Al
final el miedo fue uno de los protagonistas. Logró que la gente se atrinchera
con armas tan peligrosas como ridículas, que los medios amplificaran ataques
falsos e inminentes, que la policía corriera tras las hordas imaginarias
alimentadas por Twitter y WhatsApp. Miles de llamadas a los números de
emergencia en Cali y Bogotá confirmaron el pánico colectivo. Las pesadillas sociales
pueden ser tan ciertas como las de los niños que se desatan como un eco en un
cuarto oscuro.
Las
redes sociales se han convertido en una realidad en el bolsillo para exacerbar la
política y privilegiar a los radicales. Los algoritmos enfocan a los extremos
como una forma de mantener la atención de los usuarios. Pero no es solo un tema
ideológico o partidista, también pueden inventar realidades callejeras, prender
alarmas, generar inercias en las porterías de las unidades residenciales: “Nos estamos convirtiendo en seres mucho más
emocionales y tribales en nuestras formas de identidad”, decía el año pasado
Jamie Barlett, uno de los tantos analistas de esa inmensa tómbola de noticias y
rumores dirigidos.
En Cali
las autoridades hablaron de una “operación avispa” de desinformación que hacía
correr a los policías de extremo a extremo tras las sombras que llegaban por
redes. El testimonio de una ciudadana que cayó en la histeria colectiva del
jueves describe la realidad una vez logró separarse un poco de la escena: “En
la portería mi sorpresa fue enorme: hombres y mujeres estaban armados con
cuchillos, bates, tubos y hasta espadas ninjas (…) Muchos blandían sus bates y
tubos al aire, de un lado a otro, como si estuvieran descabezando un muñeco
imaginario. Pero no había pruebas de que los vándalos existieran, solo había
rumores e imágenes confusas de supuestas tomas y ataques”. El balance final fue
claro: No se presentó ningún robo en viviendas y no hubo asalto a unidades
cerradas. Esa verdad no impidió que Bogotá repitiera la ficción al día
siguiente.
En la
madrugada del sábado, alguien en Twitter (también por ahí pueden moverse lúcidas
reflexiones) recordó un pasaje de La mala
hora. En esa novela lluviosa en un pueblo costeño los pasquines en las
paredes, los rumores que aparecen pegados en las puertas y desaparecen en la
mañana, comienzan a generar recelos, animadversiones, amenazas. Son
señalamientos de infidelidades, robos, viejas cobardías.
En la
novela se discute si los pasquines son una estrategia organizada, si el autor
es uno o son varios, si es hombre o mujer. “Nunca, desde que el mundo es mundo,
se ha sabido quién pone los pasquines”, le responde el ayudante del juzgado al
juez. Y las damas de la sociedad católica le piden acción al alcalde que
desestima los pasquines llamándolos “papelitos”. Y el cura dice que es “terrorismo
de orden moral”. Hasta que el alcalde decreta el toque de queda y organiza
rondas civiles de vigilancia y ordena a la policía disparar a quienes estén en
la calle luego de las ocho de la noche y no se detengan.
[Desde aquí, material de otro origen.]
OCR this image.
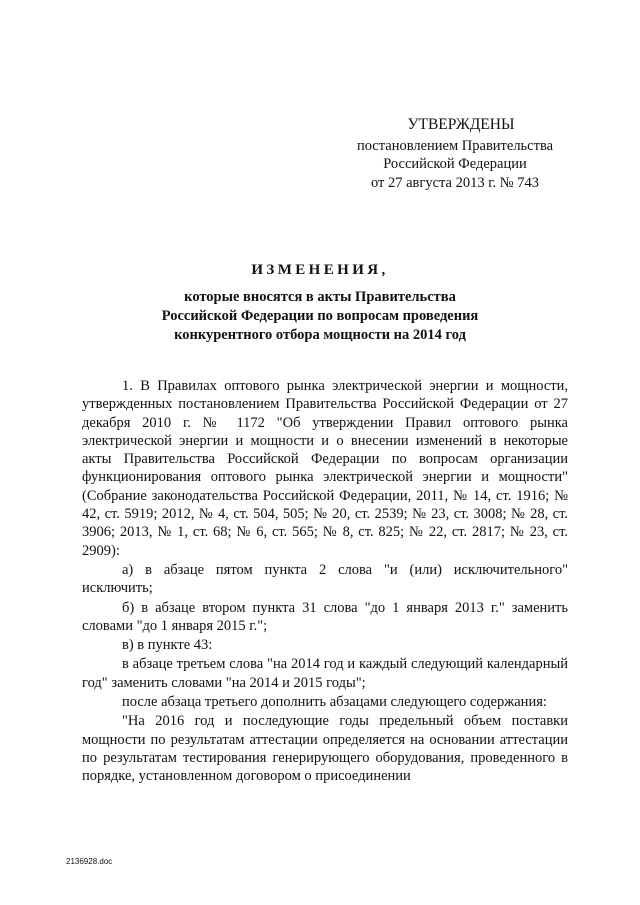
УТВЕРЖДЕНЫ
постановлением Правительства
Российской Федерации
от 27 августа 2013 г. № 743
ИЗМЕНЕНИЯ,
которые вносятся в акты Правительства
Российской Федерации по вопросам проведения
конкурентного отбора мощности на 2014 год

1. В Правилах оптового рынка электрической энергии и мощности, утвержденных постановлением Правительства Российской Федерации от 27 декабря 2010 г. № 1172 "Об утверждении Правил оптового рынка электрической энергии и мощности и о внесении изменений в некоторые акты Правительства Российской Федерации по вопросам организации функционирования оптового рынка электрической энергии и мощности" (Собрание законодательства Российской Федерации, 2011, № 14, ст. 1916; № 42, ст. 5919; 2012, № 4, ст. 504, 505; № 20, ст. 2539; № 23, ст. 3008; № 28, ст. 3906; 2013, № 1, ст. 68; № 6, ст. 565; № 8, ст. 825; № 22, ст. 2817; № 23, ст. 2909):

а) в абзаце пятом пункта 2 слова "и (или) исключительного" исключить;

б) в абзаце втором пункта 31 слова "до 1 января 2013 г." заменить словами "до 1 января 2015 г.";

в) в пункте 43:

в абзаце третьем слова "на 2014 год и каждый следующий календарный год" заменить словами "на 2014 и 2015 годы";

после абзаца третьего дополнить абзацами следующего содержания:

"На 2016 год и последующие годы предельный объем поставки мощности по результатам аттестации определяется на основании аттестации по результатам тестирования генерирующего оборудования, проведенного в порядке, установленном договором о присоединении

2136928.doc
Y comienza la cacería.
Cuando
el alcalde les anuncia a dos jóvenes que deberán presentarse la noche como
reservistas y recibir un fusil para hacer cumplir el toque de queda decretado
por la proliferación de pasquines, el peluquero que los acompaña responde con
tono de burla: “Más bien una escoba. Para cazar brujas, no hay mejor fusil que
una escoba.”. Los mismos palos que alzaban los vecinos en las porterías en Cali
y Bogotá.
Los
mensajes en las redes son los nuevos pasquines, y no necesitan riesgos
nocturnos ni engrudo, un botón es suficiente: “ENVIAR”.